Until the 1970s, paternity leave was all but non-existent in Sweden. A general parental leave replaced maternity leave in 1974, but that year, only 562 brave dads took the chance to stay at home.
I recently got back to work after having a baby in March. But while I’m typing on my laptop to earn money for food and toys (as one two-year-old relative put it), my little son is not taken care of by a nanny. He is with his father, who’s now taking time off his work as an architect for at least six months. A male friend of mine, an art designer, just finished his six months of paternity leave and at my daughter’s day care centre, a teacher-dad has stayed at home for a full year. In Sweden, tables have turned and these days, men have to do some explaining if they take no paternity leave at all.
Until the 1970s, paternity leave was all but non-existent in Sweden. A general parental leave replaced maternity leave in 1974, but that year, only 562 brave dads took the chance to stay at home. These pioneers were, mockingly, referred to as “velvet dads”. Last year, 44 per cent of Swedish dads took out at least some paternity leave. We’re still far from sharing parental leave 50/50 and a study by the Swedish Confederation for Professional Employees (TCO) recently predicted that it will take another 50 years before that happens. But the direction is right and currently the ratio is more or less 25/75.

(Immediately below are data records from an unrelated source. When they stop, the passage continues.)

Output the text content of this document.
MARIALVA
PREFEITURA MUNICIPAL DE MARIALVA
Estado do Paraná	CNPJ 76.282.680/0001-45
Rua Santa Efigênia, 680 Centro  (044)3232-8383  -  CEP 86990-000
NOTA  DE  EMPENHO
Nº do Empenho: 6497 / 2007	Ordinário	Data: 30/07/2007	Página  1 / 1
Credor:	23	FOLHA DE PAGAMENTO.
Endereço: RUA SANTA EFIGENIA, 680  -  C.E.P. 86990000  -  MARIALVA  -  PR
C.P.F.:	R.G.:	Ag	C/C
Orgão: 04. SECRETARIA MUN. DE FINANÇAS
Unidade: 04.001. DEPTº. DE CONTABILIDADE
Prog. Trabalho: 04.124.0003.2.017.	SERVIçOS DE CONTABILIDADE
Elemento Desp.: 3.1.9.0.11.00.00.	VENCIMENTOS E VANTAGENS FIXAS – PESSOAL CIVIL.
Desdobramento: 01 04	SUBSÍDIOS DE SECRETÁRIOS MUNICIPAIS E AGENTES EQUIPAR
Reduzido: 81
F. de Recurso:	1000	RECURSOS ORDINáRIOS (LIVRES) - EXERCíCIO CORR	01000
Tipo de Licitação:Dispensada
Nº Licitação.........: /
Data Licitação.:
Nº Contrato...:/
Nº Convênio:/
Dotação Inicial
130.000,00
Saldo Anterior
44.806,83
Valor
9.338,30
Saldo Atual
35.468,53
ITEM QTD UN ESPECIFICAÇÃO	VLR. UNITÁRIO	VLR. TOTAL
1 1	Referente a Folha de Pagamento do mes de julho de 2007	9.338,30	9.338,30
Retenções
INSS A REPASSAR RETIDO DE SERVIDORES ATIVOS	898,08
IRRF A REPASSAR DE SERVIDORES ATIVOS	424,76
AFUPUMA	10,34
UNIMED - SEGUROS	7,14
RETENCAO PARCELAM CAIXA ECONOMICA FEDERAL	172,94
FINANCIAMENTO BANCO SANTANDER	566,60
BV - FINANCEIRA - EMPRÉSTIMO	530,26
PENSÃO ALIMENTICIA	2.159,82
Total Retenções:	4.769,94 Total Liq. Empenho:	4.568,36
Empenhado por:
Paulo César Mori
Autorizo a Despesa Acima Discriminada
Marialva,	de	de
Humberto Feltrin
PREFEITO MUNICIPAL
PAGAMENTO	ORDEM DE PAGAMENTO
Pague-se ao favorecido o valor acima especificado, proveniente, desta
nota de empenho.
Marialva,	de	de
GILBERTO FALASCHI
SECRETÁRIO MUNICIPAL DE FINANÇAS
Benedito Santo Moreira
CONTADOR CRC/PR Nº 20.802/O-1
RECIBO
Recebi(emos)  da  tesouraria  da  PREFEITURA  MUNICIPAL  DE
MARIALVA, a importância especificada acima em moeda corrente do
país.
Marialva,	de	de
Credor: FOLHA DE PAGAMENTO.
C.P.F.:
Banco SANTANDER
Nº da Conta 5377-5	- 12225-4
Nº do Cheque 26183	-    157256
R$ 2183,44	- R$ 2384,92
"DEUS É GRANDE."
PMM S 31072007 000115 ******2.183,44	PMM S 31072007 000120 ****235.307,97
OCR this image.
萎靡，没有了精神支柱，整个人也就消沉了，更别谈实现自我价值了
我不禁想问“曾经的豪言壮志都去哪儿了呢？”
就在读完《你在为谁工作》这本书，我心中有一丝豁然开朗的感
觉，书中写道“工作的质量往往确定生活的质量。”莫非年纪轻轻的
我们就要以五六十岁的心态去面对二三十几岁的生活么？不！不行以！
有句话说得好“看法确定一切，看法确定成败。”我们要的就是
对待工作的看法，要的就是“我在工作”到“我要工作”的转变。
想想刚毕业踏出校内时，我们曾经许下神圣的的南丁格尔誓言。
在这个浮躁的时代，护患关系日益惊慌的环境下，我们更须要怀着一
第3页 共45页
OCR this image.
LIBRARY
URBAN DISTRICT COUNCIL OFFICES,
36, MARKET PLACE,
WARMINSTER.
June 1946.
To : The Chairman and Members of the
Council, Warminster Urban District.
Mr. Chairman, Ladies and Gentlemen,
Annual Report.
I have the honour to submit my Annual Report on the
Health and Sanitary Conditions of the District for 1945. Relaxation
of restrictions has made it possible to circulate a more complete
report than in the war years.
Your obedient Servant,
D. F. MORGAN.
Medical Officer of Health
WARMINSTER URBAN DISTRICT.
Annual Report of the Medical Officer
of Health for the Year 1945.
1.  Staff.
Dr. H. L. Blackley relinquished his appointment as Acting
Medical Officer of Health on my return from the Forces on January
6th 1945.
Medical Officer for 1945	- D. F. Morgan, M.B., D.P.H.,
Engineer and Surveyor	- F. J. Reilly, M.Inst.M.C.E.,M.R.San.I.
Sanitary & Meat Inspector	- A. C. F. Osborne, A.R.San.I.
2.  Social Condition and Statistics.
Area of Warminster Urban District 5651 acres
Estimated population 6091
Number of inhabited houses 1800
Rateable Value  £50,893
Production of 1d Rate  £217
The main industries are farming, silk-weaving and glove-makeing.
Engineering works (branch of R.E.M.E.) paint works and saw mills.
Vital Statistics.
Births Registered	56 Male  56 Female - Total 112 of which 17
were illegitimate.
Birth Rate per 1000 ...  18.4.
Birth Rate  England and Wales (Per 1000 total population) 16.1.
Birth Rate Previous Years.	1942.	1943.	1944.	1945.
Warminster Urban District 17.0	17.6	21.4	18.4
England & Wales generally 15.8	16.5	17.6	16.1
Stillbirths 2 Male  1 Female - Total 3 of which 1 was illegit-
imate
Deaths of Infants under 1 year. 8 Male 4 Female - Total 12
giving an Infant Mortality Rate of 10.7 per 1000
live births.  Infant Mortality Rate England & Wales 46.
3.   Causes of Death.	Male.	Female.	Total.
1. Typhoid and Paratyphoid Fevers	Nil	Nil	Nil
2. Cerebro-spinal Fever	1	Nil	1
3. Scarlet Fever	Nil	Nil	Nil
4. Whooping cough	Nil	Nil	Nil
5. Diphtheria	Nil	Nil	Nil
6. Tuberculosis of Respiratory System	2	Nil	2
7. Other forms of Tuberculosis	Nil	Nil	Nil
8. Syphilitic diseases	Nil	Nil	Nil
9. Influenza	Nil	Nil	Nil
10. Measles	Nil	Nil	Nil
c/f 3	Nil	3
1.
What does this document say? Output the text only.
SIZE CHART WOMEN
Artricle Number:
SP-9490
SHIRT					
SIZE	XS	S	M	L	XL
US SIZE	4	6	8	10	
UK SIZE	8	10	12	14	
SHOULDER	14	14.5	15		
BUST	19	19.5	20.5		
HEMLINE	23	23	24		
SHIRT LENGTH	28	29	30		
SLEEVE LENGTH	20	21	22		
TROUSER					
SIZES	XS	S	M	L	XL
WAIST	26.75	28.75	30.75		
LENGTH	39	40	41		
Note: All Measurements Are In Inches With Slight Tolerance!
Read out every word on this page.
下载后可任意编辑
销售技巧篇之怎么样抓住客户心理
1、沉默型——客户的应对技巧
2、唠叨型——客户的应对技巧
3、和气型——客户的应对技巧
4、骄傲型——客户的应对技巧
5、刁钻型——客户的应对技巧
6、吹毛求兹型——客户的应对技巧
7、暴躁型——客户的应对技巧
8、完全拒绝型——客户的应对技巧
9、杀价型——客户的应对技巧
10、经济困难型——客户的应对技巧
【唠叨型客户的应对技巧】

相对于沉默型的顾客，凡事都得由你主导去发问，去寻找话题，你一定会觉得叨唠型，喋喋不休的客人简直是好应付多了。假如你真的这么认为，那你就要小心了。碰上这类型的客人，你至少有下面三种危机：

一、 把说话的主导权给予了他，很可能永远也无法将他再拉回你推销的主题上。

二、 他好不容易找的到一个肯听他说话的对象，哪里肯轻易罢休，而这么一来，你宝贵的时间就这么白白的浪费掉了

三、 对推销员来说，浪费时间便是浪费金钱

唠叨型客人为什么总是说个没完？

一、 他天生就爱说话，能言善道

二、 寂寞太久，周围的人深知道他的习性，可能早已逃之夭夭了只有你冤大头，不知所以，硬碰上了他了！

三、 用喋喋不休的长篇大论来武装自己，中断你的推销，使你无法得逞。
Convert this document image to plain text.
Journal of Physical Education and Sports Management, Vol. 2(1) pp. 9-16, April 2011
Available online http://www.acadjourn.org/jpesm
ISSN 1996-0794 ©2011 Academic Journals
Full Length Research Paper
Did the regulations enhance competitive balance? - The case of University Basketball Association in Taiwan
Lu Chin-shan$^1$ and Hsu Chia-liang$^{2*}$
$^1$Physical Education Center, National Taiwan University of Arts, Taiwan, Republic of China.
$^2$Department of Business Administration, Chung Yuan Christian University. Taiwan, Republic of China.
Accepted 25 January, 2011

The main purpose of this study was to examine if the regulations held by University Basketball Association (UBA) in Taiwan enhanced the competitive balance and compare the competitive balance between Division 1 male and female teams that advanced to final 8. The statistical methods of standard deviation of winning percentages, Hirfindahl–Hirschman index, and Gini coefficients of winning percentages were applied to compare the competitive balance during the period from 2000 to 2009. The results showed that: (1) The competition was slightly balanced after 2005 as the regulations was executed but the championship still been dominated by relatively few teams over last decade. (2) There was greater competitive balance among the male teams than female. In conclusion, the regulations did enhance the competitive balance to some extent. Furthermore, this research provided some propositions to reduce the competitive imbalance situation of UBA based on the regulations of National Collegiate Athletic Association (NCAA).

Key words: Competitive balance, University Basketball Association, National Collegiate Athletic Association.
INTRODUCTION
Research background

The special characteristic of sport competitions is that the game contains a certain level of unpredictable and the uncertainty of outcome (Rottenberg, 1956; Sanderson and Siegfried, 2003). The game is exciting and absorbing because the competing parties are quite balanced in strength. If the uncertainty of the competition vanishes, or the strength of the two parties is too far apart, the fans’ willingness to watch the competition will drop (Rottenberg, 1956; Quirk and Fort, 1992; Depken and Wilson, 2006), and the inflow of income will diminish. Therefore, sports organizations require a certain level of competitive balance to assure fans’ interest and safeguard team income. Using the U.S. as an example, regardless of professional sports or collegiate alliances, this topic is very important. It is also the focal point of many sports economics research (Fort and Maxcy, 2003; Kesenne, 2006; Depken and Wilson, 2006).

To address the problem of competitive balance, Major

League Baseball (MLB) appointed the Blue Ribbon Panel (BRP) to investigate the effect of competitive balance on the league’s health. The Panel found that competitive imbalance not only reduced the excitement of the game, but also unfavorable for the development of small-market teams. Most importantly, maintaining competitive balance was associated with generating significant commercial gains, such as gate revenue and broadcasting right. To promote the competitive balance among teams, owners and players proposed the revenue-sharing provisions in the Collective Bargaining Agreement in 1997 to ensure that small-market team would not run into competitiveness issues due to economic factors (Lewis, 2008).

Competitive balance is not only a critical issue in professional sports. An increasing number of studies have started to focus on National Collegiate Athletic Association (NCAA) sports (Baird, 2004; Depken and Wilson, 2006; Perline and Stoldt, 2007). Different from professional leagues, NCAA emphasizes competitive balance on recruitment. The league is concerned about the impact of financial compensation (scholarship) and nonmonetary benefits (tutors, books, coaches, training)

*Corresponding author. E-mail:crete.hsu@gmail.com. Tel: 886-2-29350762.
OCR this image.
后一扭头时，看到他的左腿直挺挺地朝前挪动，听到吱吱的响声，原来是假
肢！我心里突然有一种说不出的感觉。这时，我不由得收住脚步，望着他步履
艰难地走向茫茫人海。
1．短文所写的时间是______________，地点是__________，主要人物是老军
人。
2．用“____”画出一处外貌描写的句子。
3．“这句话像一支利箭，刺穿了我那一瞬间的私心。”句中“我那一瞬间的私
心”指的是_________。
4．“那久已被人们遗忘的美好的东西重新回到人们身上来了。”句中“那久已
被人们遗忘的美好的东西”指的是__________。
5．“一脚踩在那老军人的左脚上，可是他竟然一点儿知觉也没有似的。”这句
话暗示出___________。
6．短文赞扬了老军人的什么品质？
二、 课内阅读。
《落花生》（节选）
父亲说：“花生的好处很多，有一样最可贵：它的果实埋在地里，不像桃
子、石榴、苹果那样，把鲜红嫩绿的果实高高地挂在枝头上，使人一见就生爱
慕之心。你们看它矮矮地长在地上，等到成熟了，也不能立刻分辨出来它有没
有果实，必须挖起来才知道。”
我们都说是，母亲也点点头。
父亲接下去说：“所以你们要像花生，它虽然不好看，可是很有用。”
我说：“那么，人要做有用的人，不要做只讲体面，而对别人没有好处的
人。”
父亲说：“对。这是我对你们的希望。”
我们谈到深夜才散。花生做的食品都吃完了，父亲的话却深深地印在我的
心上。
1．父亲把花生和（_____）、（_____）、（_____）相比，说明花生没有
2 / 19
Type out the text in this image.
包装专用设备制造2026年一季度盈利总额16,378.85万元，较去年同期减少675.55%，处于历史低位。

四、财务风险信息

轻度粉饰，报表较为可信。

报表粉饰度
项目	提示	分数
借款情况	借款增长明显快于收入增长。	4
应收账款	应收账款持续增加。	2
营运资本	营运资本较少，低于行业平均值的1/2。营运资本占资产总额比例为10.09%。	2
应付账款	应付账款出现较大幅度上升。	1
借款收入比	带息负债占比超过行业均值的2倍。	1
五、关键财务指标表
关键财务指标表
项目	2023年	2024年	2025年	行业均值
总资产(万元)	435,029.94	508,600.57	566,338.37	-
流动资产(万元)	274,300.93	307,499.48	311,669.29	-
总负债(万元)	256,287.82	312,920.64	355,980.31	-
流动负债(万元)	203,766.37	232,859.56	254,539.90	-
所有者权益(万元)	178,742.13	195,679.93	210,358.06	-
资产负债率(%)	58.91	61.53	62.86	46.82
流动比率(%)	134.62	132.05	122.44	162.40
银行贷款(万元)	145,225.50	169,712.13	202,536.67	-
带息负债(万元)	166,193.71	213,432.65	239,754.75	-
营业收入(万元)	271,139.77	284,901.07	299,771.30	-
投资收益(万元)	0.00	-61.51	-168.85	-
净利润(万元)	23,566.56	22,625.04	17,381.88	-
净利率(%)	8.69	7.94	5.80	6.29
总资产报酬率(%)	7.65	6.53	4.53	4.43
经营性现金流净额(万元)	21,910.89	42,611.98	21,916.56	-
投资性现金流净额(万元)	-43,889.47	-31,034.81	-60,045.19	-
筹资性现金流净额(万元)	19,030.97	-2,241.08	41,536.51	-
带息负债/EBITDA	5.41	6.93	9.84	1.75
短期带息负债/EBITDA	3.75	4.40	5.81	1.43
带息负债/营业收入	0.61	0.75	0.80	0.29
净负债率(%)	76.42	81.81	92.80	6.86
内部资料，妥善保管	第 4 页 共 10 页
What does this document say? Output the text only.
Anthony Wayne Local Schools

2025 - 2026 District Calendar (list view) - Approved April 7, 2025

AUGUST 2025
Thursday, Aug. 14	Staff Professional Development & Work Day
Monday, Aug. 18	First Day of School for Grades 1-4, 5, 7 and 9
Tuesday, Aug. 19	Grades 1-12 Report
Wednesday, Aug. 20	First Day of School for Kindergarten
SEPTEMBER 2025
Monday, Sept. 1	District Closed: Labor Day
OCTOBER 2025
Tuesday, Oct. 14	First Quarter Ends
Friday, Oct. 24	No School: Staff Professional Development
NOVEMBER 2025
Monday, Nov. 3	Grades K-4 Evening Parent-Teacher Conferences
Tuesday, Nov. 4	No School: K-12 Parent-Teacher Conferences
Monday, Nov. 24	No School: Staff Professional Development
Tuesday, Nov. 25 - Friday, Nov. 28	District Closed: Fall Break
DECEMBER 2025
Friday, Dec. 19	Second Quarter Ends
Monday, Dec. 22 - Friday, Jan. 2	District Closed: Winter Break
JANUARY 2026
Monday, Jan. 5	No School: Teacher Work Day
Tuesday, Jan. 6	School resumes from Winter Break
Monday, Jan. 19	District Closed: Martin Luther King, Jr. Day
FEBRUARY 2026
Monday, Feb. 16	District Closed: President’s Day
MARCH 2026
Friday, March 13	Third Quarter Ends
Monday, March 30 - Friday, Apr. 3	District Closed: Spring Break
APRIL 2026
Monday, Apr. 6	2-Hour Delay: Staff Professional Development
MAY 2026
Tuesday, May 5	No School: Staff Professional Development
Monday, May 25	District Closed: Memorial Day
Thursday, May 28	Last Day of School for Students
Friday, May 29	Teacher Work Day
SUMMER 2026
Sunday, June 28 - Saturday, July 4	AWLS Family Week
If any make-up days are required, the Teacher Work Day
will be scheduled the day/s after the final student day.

Largely, this is the result of political decisions. In 1995, one month of the paid leave was allocated to the father, and another in 2002. (The entire leave is 13 months long with 80 per cent of your salary, and another three months with a lower payment.) The income limit for the benefit has been raised to meet men’s higher wages. And, due to political backing, employers no longer start sighing when a male employee tells them that he’s planning to stay at home with his child.